AĞLAYIŞ
Bir keresinde bana insan yağmurda ağlayamazmış demiştin. Peh. Gözyaşları yağmur damlalarına benzer demiştin, onun için insan yağmur yağarken ağlarsa, ağladığını anlayamazmış. Yağmurun karıştığı gözyaşları gerçek olmazmış. Peh.
Ben yağmurda da ağladım. Hatta benim ağlamalarımdan bazılar, yağmur oldu yağdı yeryüzüne, senin yüzünden, benim yüzüme, belki yüz kere, yüzme bilmezken. Ben banyoda da ağladım. Kırmızı kırmızı damladı çenemden aşağı, bileklerime, avuçlarıma. Babamdan yediğim tokatlar bile silemedi bazı gözyaşlarımı. Bir keresinde eline bulaşmıştı ama. Fark edince bir tokatta enseme indirdi. Yine bende kaldı benim olan.

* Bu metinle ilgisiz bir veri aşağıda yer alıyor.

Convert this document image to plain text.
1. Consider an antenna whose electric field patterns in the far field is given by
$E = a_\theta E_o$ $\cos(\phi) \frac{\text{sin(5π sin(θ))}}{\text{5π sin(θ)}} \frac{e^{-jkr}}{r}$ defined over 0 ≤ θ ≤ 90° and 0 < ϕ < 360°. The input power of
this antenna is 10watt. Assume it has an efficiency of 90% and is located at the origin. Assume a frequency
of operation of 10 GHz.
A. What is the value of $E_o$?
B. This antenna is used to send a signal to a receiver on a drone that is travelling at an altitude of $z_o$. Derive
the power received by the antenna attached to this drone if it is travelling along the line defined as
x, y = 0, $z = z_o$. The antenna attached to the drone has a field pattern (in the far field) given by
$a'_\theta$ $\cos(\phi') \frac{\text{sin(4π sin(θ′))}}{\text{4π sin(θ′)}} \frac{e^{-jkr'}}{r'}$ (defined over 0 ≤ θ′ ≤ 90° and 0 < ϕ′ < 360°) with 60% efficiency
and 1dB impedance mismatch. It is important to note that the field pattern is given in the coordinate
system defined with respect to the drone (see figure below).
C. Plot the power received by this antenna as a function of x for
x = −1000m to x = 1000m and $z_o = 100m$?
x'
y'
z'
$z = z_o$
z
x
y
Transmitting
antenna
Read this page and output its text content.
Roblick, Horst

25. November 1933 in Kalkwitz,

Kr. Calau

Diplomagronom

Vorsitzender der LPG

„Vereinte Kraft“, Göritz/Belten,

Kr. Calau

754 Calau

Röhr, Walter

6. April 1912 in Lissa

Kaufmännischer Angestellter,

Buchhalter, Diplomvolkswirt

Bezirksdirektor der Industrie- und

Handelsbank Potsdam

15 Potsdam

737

Abimin yumruklarıyla bile durmadı gözlerim. Yer yer dindiler. Sonra yine sağanak. Sen yağmurla benziyor diye gözyaşlarımız, ağlayamazsın dedin. Ben denizde bile ağladım. Ağladığım yer kurudu. Ben bahçeyi sulayan fıskiyenin altında otururken ağladım. Çiçekler soldu kahrımdan.

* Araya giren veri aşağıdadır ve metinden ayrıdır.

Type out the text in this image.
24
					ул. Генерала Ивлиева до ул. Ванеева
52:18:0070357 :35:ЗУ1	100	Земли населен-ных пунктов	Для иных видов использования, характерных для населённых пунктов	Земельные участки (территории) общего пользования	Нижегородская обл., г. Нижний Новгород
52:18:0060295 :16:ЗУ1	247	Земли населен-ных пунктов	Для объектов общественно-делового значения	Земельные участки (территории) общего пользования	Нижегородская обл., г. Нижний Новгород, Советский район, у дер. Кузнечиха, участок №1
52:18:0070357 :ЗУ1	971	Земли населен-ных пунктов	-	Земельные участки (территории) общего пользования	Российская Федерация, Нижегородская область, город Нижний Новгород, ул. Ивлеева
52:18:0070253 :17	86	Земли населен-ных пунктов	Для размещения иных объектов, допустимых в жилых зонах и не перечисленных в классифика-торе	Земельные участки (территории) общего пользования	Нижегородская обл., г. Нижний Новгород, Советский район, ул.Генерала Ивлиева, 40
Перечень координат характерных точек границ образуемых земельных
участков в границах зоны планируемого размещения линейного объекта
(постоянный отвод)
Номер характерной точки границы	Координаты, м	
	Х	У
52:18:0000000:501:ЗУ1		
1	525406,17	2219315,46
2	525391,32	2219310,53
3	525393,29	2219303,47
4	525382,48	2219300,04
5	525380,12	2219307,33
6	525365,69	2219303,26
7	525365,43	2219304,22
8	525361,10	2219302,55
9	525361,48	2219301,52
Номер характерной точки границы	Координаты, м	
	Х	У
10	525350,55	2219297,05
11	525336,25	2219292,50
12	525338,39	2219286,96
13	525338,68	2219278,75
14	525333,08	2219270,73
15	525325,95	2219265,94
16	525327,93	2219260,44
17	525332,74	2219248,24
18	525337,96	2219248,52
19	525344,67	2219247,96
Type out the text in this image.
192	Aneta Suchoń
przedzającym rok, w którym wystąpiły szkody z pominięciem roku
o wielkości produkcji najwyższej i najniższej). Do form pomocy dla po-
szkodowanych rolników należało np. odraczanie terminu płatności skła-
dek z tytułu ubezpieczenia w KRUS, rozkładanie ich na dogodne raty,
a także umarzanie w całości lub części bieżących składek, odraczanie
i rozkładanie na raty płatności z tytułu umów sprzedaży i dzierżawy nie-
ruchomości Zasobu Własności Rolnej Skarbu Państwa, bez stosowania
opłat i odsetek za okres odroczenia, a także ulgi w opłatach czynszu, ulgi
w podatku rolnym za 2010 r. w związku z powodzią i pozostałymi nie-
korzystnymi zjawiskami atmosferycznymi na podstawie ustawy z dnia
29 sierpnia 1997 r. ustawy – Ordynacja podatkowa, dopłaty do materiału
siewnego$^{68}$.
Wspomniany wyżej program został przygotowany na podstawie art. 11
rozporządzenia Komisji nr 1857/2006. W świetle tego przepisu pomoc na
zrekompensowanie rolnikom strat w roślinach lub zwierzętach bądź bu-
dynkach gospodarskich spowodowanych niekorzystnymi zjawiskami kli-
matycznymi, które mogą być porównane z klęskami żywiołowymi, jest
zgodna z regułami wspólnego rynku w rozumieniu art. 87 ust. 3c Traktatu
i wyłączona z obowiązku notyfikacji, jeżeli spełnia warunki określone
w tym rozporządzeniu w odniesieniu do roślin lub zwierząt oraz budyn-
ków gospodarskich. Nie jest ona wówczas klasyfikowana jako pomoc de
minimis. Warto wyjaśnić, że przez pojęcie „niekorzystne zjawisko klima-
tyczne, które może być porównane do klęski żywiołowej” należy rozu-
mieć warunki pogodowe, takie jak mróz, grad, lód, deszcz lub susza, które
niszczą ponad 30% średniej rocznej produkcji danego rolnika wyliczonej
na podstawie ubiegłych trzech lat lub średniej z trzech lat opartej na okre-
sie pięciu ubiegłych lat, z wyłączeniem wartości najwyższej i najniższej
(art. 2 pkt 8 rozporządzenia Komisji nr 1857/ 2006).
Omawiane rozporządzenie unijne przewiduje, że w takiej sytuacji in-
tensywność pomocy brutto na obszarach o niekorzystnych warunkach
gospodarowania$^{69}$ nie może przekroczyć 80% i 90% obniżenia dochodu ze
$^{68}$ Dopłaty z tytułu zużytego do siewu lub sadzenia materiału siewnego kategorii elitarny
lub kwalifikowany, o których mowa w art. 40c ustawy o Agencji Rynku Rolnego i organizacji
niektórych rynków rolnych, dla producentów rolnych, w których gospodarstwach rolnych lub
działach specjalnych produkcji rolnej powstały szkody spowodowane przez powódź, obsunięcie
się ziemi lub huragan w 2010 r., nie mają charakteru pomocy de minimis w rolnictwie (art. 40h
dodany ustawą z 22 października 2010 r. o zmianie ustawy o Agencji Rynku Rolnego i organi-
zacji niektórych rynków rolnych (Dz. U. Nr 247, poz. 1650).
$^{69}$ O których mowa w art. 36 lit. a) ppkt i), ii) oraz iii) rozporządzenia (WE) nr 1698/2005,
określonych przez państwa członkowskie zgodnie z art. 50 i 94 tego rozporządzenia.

Ben en son senin elinden ağladım. Son tekmeyi yerken senden, son damla düştü yere. Gözlerim sustu sonra. Dilim kırılsaydı da dilim kırılsaydı diyemeseydim derken dilim kırıldı. Kalemim köreldi, söz geçiremez oldu kağıda.
Sen bana diyorsun ki insan yağmurda ağlayamazmış. Peh. Ben sendeyken bile ağladım, yağmur kimmiş!